Weld a Boat Exhaust Manifold: Boat Manifold Welding Tips

Muggy Weld customer Mark sent us this testimonial featuring his weld of a boat exhaust manifold.

How to Weld a Boat Exhaust Manifold:

“I hope you don’t mind, Mark (I guess I am giving away your secrets!), but I thought it might be helpful to outline the procedure used to fix the manifolds.

We opened the crack from end to end with a grinder, flap wheel, Dremel… Stop drilled end of each crack “leg” with .1875 bit. As the cracks were in the water jacket only, we decided to use 77 rod for machinability.

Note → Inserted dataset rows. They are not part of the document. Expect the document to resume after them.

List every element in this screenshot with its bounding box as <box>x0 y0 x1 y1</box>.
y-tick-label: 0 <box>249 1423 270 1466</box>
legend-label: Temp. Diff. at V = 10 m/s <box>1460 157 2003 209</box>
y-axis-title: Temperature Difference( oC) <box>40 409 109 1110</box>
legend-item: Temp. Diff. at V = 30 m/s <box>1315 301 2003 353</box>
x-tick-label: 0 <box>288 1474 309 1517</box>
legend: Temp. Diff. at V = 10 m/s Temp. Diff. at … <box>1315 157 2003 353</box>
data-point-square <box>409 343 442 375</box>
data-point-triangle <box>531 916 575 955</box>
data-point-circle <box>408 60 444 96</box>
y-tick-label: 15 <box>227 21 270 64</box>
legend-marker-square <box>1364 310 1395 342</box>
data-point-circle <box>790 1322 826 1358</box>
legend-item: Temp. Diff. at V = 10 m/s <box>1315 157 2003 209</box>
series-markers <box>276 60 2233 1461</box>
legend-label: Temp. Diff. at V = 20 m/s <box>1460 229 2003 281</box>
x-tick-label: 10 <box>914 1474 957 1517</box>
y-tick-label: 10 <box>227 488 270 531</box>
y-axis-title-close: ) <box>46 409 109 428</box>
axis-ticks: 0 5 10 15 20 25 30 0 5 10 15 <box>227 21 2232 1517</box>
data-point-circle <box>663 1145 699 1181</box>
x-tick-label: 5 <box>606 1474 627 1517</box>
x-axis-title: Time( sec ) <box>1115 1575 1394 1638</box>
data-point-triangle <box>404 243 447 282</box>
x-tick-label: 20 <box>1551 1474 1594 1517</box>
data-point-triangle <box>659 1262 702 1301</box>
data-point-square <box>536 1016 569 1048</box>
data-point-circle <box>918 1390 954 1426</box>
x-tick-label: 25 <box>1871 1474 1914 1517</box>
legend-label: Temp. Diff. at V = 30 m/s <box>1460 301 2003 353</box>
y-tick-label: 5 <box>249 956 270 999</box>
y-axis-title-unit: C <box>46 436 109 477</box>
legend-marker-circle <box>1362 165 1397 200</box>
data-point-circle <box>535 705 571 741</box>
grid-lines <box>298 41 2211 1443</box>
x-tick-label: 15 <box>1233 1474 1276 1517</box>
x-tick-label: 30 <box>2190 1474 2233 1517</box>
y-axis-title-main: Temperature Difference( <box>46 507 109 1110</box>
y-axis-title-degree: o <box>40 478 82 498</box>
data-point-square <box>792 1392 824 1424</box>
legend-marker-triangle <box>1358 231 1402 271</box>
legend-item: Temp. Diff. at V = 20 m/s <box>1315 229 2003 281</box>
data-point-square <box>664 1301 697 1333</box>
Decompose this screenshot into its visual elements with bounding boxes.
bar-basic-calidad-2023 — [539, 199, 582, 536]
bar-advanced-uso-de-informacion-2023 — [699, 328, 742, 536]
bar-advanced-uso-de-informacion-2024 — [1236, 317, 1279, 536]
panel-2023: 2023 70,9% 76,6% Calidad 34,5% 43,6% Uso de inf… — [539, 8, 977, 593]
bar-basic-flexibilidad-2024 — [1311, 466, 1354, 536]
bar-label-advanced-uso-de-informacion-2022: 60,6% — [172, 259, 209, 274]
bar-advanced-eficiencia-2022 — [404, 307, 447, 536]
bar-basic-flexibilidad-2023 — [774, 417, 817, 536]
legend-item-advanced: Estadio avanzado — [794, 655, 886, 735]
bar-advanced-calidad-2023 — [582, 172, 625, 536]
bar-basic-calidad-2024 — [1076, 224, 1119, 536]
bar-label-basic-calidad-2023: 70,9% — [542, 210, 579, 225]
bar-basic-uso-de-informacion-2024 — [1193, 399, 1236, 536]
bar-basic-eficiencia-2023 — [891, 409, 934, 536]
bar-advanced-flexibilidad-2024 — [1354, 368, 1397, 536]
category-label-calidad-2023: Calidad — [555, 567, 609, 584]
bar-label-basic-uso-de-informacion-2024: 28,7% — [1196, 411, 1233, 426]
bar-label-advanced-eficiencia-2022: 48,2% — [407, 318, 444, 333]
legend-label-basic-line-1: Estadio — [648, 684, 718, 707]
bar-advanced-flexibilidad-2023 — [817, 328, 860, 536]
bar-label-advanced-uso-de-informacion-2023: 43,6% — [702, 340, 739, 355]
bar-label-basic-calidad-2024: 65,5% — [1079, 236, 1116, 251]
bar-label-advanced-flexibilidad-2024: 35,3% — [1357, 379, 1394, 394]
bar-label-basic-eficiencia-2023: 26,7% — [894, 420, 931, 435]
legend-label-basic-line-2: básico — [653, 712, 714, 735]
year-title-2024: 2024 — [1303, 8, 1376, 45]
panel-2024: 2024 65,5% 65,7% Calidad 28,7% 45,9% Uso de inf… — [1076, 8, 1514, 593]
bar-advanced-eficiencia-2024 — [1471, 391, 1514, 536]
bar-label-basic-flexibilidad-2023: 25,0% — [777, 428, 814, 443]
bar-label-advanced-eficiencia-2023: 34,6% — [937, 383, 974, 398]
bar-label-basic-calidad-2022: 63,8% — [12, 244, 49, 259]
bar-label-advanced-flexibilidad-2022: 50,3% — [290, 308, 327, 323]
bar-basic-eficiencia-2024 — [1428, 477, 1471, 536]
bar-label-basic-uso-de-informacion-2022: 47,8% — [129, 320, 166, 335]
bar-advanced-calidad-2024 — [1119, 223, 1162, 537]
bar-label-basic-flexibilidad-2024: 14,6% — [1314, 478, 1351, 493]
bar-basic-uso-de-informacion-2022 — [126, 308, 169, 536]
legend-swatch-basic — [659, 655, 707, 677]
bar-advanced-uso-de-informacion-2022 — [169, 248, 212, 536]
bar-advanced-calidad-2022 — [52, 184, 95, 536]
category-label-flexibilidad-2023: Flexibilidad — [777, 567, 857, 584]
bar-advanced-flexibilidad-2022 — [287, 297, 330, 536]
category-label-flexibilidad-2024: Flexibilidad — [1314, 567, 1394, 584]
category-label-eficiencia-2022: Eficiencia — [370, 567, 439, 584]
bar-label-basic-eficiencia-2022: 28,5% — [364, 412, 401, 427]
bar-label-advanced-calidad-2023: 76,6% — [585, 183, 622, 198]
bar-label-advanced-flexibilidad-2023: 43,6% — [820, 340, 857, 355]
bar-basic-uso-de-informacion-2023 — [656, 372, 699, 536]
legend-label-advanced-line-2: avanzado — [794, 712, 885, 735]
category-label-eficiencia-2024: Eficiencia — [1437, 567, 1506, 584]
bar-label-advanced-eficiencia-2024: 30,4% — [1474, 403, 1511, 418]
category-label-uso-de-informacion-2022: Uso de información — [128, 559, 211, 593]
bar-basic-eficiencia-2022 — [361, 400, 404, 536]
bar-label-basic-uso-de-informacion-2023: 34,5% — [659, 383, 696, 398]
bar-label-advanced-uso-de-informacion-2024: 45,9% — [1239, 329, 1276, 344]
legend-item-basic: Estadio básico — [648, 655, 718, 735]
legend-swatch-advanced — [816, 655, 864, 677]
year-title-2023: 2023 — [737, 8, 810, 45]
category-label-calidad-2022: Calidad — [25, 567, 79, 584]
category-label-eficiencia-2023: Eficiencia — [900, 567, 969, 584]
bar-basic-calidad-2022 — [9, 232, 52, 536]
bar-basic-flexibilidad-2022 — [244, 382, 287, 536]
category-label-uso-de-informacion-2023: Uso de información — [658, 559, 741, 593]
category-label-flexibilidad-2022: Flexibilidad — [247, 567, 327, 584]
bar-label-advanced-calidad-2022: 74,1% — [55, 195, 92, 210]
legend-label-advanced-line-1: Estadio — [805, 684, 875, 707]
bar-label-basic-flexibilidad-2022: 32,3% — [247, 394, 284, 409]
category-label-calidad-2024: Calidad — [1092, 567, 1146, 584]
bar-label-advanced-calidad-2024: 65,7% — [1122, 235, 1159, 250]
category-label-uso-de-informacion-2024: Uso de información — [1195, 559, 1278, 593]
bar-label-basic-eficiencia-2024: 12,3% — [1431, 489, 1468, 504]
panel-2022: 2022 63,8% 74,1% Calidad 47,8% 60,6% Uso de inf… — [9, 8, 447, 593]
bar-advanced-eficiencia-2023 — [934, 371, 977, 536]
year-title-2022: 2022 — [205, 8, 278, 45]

The cast iron boat manifolds were pre-heated to 450 degrees in oven for 2 hours. We used a PowerCon 350 DC welder at about 70 amps, and welded 1 inch at a time. Immediately after the 1 inch of weld, we “shot peened” with air hammer and pointed chisel. This removed the slag and left the surface of the new weld dimpled. (golf ball-ish!) This was repeated over and over until parts of the weld were “proud” to the rest of the manifold.

The high spots were removed with a flap wheel… This made the low areas very visible. We kept a Dremel with a  grinding disk handy, and if we saw any little cracks, we ground them out and re-welded. Each weld was followed by peening.

What is peening?

The term peening refers to a process in which a ball peen hammer is used to hammer the finished weld bead.  Peening the hot weld bead effectively flattens or thins it, stretching the over the surface.  Peening creates a stronger, more crack resistant bond.

As soon as the welded area was flush, we peened entire welded area and let the peening overlap the cast iron about .75 to 1 inch. This was to stress relieve, but had the added effect of giving the weld the appearance of a sand casting! Serendipity. Then immediately back in oven at 450.

Repeated for second manifold. (When old Mark busts a manifold, he busts ’em both!). After both were in oven, we decreased oven thermostat about 50 -100 degrees per hour and NEVER opened oven. After “cooking” overnight, they were done.

Thank you, Mark, for sharing your success welding a cast iron boat exhaust manifold.